O Brasil é o país do jeitinho e também dos atalhos. Se possível, gosta de colher antes de plantar. Por isso, tem insistido exageradamente na busca do crescimento via estímulo ao consumo. Funcionou enquanto foi possível expandir o crédito de forma saudável e o nível de desemprego estava baixo. Não num quadro com mais de 40% da população acima de 18 anos inadimplentes e com mais de 12 milhões de desempregados. Reforçado pela falta de poupança interna, que caiu de 19,5% do PIB, em 2010, para 15,8% em 2014, e continua caindo. Certamente, quem poupa menos pode menos.

É necessário buscar o caminho da responsabilidade fiscal, como fazem as famílias e empresas que têm conseguido enfrentar as crises com sabedoria, administrando os seus recursos com parcimônia, preparando-se nos períodos de vacas gordas para enfrentar os de vacas magras. O país precisa buscar uma trajetória sustentável da dívida pública pela contenção dos gastos correntes, de modo a recuperar espaço para investimentos, cuja taxa vem caindo há muitos trimestres. O desenvolvimento econômico, como sabemos, depende da elevação da taxa de investimento e do aumento da produtividade.

A Constituição de 1988, como bem aponta Yoshiaki Nakano, diretor da Escola de Economia da Fundação Getúlio Vargas e um dos fundadores do Movimento Brasil Eficiente (MBE), tende a desestimular o crescimento do país na medida em que classifica as despesas de pessoal e previdenciárias como obrigatórias e os investimentos públicos como discricionários. Assim, o excesso de consumo do governo, que cresce obrigatoriamente, sempre tenderá a comprimir os investimentos. Tanto que cresceu de 11% do PIB em 1991, quando os impostos representavam em torno de 25% do PIB, para os 20% atuais. E os investimentos do governo caíram, no período, de 5% do PIB para menos de 1%, apesar da expansão acelerada da carga tributária e da dívida pública.

O problema do país não é a falta de recursos nem na saúde e na educação. O governo gasta muito e gasta mal. Precisamos, acima de tudo, de mais eficiência nos dispêndios. E com certeza mais e melhores serviços públicos não dependem de mais impostos e, sim, de mais gestão. O Movimento Brasil Eficiente (MBE) vem trabalhando em uma agenda que disponibilize ferramentas de apoio à qualidade destes gastos. Como a criação do Conselho de Gestão Fiscal, uma instituição fiscal independente que tem sido fundamental na busca do equilíbrio das contas públicas em vários países. Encaminhado pelo senador Paulo Bauer, o projeto de lei foi aprovado, por unanimidade, no Senado, e agora tramita na Câmara Federal sob o número 210/2015. Além do que, com o especial apoio do economista Paulo Rabello de Castro, cofundador e coordenador do MBE, estão em implantação leis de eficiência na gestã o pública em alguns estados, até porque tanto quanto o governo federal, todos eles precisam se comprometer com o equilíbrio das suas contas e evitar que a renegociação das dívidas com a União estimule mais gastos como temos visto no passado. A história mostra que orçamentos generosos têm sido um incentivo ao excesso de gastos, desperdícios e desvios.

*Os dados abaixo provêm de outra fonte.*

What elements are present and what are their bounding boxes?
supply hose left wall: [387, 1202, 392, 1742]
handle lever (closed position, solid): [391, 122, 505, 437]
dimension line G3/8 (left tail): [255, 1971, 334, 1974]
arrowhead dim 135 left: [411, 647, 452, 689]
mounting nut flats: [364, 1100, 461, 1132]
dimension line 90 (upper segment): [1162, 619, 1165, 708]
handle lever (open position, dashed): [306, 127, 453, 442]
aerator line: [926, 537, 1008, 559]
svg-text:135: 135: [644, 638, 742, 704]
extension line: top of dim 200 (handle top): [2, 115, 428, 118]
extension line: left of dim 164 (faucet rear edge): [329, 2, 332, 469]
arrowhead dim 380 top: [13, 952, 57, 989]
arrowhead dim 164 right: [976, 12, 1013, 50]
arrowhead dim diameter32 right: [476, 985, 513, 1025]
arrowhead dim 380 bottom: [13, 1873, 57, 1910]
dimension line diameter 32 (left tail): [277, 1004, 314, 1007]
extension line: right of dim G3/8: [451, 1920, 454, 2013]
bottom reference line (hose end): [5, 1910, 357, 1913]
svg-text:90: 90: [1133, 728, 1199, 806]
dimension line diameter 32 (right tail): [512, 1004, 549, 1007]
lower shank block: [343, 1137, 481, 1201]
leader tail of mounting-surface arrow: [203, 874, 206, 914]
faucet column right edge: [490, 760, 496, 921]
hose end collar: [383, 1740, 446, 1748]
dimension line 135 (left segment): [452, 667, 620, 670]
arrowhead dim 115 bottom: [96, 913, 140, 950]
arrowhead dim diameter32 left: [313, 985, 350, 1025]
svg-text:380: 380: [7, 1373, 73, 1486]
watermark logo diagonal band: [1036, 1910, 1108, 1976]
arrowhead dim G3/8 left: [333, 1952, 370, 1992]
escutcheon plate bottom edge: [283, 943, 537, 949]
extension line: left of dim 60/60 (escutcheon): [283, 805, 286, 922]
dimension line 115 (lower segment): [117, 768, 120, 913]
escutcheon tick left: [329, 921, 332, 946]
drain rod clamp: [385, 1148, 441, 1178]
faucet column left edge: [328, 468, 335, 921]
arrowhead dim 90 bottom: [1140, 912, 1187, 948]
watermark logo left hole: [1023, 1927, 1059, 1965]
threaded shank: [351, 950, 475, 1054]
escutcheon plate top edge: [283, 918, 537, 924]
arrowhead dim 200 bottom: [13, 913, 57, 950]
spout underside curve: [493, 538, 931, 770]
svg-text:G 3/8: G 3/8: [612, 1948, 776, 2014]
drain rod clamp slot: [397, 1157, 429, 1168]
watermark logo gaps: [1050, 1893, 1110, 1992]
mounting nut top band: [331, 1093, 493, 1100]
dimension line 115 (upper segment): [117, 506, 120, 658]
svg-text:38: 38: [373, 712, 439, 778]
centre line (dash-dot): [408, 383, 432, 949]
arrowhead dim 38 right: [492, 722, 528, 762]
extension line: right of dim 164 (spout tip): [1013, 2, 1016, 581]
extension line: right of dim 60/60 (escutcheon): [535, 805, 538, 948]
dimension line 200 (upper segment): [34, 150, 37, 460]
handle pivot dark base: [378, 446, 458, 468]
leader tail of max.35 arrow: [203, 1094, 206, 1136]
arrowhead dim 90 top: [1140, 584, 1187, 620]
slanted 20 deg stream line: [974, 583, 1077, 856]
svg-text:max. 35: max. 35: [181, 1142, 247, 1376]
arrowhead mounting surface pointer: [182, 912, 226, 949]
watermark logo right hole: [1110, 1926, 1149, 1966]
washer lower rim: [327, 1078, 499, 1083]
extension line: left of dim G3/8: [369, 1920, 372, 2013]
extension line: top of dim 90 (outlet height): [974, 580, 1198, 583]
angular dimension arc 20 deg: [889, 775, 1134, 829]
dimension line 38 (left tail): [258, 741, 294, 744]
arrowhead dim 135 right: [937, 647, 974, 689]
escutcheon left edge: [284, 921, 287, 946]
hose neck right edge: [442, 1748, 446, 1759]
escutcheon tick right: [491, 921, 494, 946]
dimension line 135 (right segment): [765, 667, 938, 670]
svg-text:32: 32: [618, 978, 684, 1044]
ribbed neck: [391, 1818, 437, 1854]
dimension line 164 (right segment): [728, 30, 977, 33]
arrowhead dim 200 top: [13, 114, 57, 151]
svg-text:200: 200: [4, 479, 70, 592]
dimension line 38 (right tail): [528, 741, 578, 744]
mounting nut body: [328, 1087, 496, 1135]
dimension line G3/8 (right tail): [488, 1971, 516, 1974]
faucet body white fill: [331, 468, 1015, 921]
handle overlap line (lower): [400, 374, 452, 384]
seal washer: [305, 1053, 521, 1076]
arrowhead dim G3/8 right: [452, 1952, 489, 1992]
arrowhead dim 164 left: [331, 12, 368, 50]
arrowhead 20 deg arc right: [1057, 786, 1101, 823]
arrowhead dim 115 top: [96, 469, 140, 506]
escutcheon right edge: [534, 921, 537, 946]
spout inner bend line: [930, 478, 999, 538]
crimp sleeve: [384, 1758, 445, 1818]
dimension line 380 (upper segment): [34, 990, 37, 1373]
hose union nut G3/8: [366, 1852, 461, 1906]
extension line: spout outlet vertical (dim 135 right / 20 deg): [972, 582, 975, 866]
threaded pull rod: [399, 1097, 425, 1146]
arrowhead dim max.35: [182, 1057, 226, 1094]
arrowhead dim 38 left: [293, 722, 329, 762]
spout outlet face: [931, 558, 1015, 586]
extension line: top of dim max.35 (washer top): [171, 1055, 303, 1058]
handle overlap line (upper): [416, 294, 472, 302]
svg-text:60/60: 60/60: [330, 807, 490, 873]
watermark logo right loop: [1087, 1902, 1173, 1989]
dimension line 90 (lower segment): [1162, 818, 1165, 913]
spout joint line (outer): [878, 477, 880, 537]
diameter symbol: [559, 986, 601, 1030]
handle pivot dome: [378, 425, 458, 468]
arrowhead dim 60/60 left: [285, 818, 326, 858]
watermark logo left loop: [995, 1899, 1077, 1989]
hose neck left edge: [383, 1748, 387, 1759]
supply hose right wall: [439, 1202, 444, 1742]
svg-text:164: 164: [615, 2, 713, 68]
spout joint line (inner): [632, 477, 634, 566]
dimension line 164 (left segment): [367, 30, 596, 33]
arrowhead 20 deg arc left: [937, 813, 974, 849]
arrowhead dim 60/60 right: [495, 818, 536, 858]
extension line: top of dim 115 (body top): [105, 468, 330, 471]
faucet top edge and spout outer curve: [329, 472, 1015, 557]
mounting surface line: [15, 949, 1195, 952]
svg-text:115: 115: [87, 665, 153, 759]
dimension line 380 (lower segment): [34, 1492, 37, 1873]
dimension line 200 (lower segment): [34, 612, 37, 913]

A condução irresponsável da coisa pública, como se as fontes de recursos fossem inesgotáveis, cobra o seu preço. Colhemos uma economia pouco competitiva, uma carga tributária sufocante, taxa de desemprego de 12%, serviços públicos de péssima qualidade e governos quebrados. Está claro que esse modelo não funciona, que esse ciclo se encerrou. O próximo começa pela reforma fiscal para que o país possa voltar a crescer e gerar empregos.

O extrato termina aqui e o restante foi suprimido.